The current lesion was positive for MUC2, CD10, and CDX2, whereas it was negative
for MUC5AC and MUC6, indicating intestinal-type. In addition, its malignant potential
was considered to be relatively high because of the irregular distribution and higher
positive proportion of Ki-67. There was no evidence of H. pylori infection in the background mucosa shown in histological and serological examination
findings, and endoscopy revealed no atrophic changes. As described above, this case
met all criteria proposed by Matsuo T, et al. for H. pylori-negative gastric cancer [9]. Finally, we diagnosed the current gastric neoplasm as occurring in true H. pylori-negative gastric mucosa.
Previous investigators have reported gastric-type adenomas and gastric adenocarcinomas
with chief-cell differentiation in H. pylori-negative patients. To the best of our knowledge, this is the first report of an intestinal-type
gastric adenoma occurring in an H. pylori-negative patient. Some reports of H. pylori-negative gastric cancer (HpNGC) have been presented, although the prevalence differs,
because diagnostic criteria for HpNGC have yet to be definitively established. According
to a report that used the strict criteria of Matsuo et al.

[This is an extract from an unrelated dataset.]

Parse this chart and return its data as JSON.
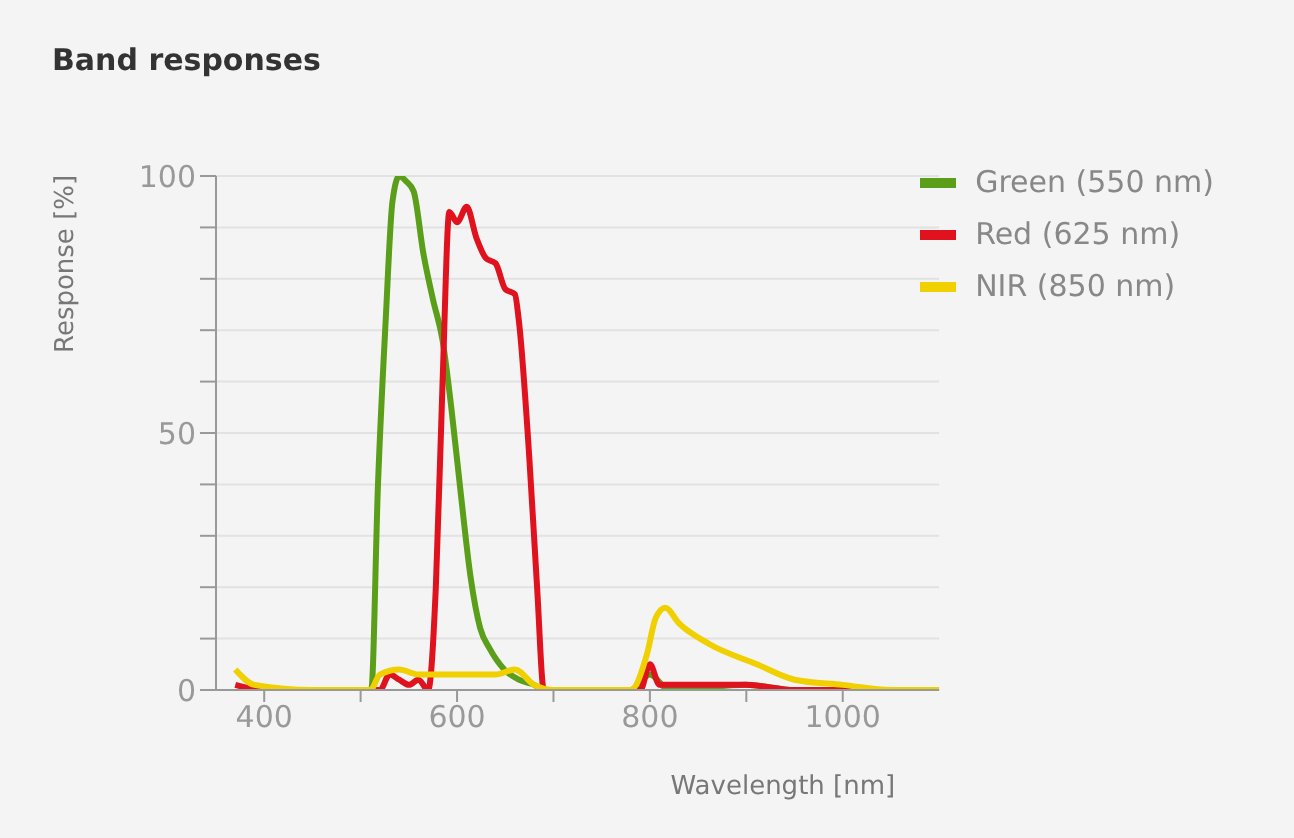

[9], the prevalence of HpNGC was 0.66 % of all gastric cancer patients, while 66.7 %
of the HpNGC cases were undifferentiated type in histological findings. Therefore,
the current case of H. pylori-negative intestinal-type differentiated adenocarcinoma is rare, though Ozaki. et al. [10] recently reported an affected patient.
In the current case, our histologic examination revealed neither H. pylori infection nor intestinal metaplasia in the background gastric mucosa, thus we suspected
that the lesion underwent de novo progression instead of the common pathway associated with H. pylori infection. Its high malignant potential, as indicated by Ki-67 staining, in spite
of lower histologic atypism may have been due to this uncommon pathogenesis. Although
we diagnosed the lesion as high-grade dysplasia/adenoma based on the WHO criteria,
other pathologists in Asian countries may make a diagnosis of well-differentiated
adenocarcinoma. Diagnostic discrepancies between Asian and Western pathologists for
gastric intraepithelial neoplasia are considered to be problematic, because of different
terminology, diagnostic criteria, and grading systems. The Vienna classification was
developed for use as common terminology throughout the world, although it has yet
to befully implemented.
Conclusions
In summary, we report a rare case of intestinal-type gastric adenoma in an H. pylori-negative patient without intestinal metaplasia. It is important for gastroenterologists
to keep in mind that intestinal-type gastric adenomas can be found in patients negative
for H. pylori infection. Further investigations of biological differences between adenomas in mucosa
with and without intestinal metaplasia, as well as H. pylori infection are warranted.